Our development team spends most of it’s time in a group room around pairing stations.
Per Alistair Cockburn, commons allow for highly efficient warm modes of communication. Unfortunately, commons spread disease like a daycare center. One cold can easily work through three or four team members. Plentiful supplies of tissue, wipes and hand sanitizer are standard operating procedure.
As is strong encouragement that sick team members stay home. Ironically enough, with a performing agile team this is a hard message to communicate because they simply don’t want to let their team down.

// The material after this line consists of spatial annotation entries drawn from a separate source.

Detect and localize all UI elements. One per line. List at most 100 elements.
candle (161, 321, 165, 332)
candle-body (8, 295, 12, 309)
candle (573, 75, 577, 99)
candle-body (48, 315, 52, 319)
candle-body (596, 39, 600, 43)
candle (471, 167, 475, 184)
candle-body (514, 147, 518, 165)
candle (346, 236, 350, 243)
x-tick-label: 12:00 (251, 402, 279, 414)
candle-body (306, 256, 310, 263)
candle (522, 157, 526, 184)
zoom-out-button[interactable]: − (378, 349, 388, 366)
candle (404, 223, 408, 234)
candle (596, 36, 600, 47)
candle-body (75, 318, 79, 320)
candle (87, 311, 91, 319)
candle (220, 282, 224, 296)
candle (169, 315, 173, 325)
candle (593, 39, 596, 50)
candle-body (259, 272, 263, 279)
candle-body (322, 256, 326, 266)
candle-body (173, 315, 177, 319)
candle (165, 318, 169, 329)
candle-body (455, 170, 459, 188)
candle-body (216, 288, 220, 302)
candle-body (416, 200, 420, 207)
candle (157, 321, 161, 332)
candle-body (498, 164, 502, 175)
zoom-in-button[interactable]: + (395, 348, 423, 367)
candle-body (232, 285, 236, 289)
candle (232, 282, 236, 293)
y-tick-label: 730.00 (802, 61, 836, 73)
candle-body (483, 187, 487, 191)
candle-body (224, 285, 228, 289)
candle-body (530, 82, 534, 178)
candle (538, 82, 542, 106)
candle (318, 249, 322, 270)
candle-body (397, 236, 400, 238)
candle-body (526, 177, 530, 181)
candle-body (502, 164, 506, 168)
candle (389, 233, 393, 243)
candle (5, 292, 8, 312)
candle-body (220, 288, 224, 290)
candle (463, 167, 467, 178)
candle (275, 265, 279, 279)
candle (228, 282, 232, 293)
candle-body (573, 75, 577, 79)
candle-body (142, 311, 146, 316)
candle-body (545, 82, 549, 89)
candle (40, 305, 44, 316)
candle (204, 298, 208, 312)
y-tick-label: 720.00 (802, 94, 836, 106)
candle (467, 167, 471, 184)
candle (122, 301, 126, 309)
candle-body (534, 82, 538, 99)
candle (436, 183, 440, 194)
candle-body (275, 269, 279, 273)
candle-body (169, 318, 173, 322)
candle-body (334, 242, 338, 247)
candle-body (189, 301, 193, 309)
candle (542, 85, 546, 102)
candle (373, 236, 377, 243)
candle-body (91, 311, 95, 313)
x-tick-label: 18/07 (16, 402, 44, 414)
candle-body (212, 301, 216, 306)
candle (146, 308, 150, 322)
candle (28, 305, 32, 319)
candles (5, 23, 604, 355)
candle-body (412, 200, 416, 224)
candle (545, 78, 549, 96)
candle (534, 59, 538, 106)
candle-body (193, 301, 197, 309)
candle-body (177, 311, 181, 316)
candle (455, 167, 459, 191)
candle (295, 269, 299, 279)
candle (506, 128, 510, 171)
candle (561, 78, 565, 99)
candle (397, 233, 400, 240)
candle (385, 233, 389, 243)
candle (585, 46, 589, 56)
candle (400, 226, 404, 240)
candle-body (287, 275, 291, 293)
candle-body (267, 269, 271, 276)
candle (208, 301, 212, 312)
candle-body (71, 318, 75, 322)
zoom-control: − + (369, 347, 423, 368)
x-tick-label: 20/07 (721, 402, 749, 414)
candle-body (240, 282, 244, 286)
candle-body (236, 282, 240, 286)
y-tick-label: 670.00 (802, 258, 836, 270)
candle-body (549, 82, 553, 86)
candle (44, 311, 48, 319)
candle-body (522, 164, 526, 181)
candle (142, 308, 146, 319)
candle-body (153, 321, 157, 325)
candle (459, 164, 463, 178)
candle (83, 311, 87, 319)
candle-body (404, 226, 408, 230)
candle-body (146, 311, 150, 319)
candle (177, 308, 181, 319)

Modern technology to the rescue! Our office is in Manhattan and we have workers who live in New Jersey and Long Island. In a city that manages to be shut down at least once a year for tragic or trivial reasons, we are setup to telecommute. We equip our team with laptops, headsets, a secure tunnel, skype and vnc. We’ve found that the developers work so closely and interchangeably together when in the office, they know each other well enough to overcome many of the disadvantages of short-term separation and cold modes of communication.
It’s typical to have a team member e-mail “I’m not feeling well but I’ll sleep through the morning and try to pair up in the afternoon.”
How closely we work together facilitates the ease with which we can remote. This mitigates how easily colds spread because we work so closely together. A beautiful symmetry in offsetting, unintended consequences.